Megan McArdle argues that those saying we should bail out General Motors and save its workers just like we did the banks and insurance companies miss the point of the bailout. Whereas a collapse of the financial sector had the ability to take down the rest of the economy with it, that’s just not true in manufacturing.
Besides that, propping up the likes of Citibank will likely actually result in saving Citibank. Not so much GM:
GM’s operations are not otherwise sound. They have been headed for this moment since 1973. Conservatives blame legacy costs, and liberals blame management. They’re both right. GM’s legacy costs are crazy. So is the UAW leadership, which, goaded by the retirees, is knowingly driving the company into bankruptcy rather than negotiate clearly unsustainable deals. Those legacy costs would probably not be supportable by any company in a competitive environment; the UAW’s expectations were created in an era of comfortable oligopoly, when all costs could be directly passed on to the consumer. And the poor quality control on American cars is, from all reports, the responsibility of the union, which maintains downright silly work rules that not even the most ardent liberal could defend in both the Big Three and their various parts suppliers. My favorite was the supplier plant that was forced to work in english measurement even though they had to sell parts in metric. But the examples are legion.

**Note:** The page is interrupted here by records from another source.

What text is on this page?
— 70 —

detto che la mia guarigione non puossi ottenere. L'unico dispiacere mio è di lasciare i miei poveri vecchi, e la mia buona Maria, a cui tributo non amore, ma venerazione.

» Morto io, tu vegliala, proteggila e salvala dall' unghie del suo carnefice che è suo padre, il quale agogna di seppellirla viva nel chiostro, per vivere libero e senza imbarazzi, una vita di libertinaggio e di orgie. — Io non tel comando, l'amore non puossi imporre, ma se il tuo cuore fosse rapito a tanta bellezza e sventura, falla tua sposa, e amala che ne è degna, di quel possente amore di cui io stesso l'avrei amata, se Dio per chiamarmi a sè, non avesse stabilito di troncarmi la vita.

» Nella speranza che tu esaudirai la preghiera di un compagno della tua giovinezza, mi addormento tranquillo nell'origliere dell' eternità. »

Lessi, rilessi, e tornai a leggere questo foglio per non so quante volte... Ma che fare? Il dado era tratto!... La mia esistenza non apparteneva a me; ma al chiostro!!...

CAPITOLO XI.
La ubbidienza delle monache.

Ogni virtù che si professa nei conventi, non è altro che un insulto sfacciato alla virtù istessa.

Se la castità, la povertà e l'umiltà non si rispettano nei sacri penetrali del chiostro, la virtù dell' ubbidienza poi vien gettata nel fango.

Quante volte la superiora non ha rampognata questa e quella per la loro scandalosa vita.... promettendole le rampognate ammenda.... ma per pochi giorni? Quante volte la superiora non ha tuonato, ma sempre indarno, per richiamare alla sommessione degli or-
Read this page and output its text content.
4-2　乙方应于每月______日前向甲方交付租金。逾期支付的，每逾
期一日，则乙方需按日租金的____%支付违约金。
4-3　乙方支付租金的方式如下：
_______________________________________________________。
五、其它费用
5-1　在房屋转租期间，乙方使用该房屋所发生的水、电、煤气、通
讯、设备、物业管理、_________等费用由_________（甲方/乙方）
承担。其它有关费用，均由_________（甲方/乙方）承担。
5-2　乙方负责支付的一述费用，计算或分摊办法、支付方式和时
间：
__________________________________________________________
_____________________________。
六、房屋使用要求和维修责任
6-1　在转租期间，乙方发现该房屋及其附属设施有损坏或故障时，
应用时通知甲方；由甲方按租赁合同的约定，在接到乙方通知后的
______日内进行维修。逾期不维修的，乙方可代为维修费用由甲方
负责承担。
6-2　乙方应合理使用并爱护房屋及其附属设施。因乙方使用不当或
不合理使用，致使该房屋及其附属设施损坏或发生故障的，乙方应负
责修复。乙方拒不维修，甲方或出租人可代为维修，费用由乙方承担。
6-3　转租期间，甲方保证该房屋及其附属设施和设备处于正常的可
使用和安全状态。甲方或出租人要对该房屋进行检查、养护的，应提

But too, management doesn’t seem to be trying much harder to keep themselves out of bankruptcy court. The company could have limped on for longer if it had, y’know, made cars anyone wanted to buy. That’s not the UAW’s fault. GM’s management seems to have a positive genius for making horrible cars, as if they’d deliberately sat down and asked themselves how they could best combine ugly, inconvenient, and unreliable into one expensive package.
Aside from trucks, in which Ford, Chevy, and GMC continue to be the market leaders, and a handful of niche vehicles (the Corvette, for example) that’s right.
Beyond that, it’s worth noting that the American automobile industry is doing just fine — just not Ford, Chrysler, and GM. My wife drives an Acura made in Maryville, Ohio. My parents both drive Nissans made in Smyrna, Tennessee. My own Nissan and my mother-in-law’s Toyota were made in Japan but both of those badges have huge assembly operations in the United States.
Detroit’s heyday is past but Americans in Alabama, Tennessee, South Carolina, Missouri, and Ohio are making plenty of cars Americans want to buy.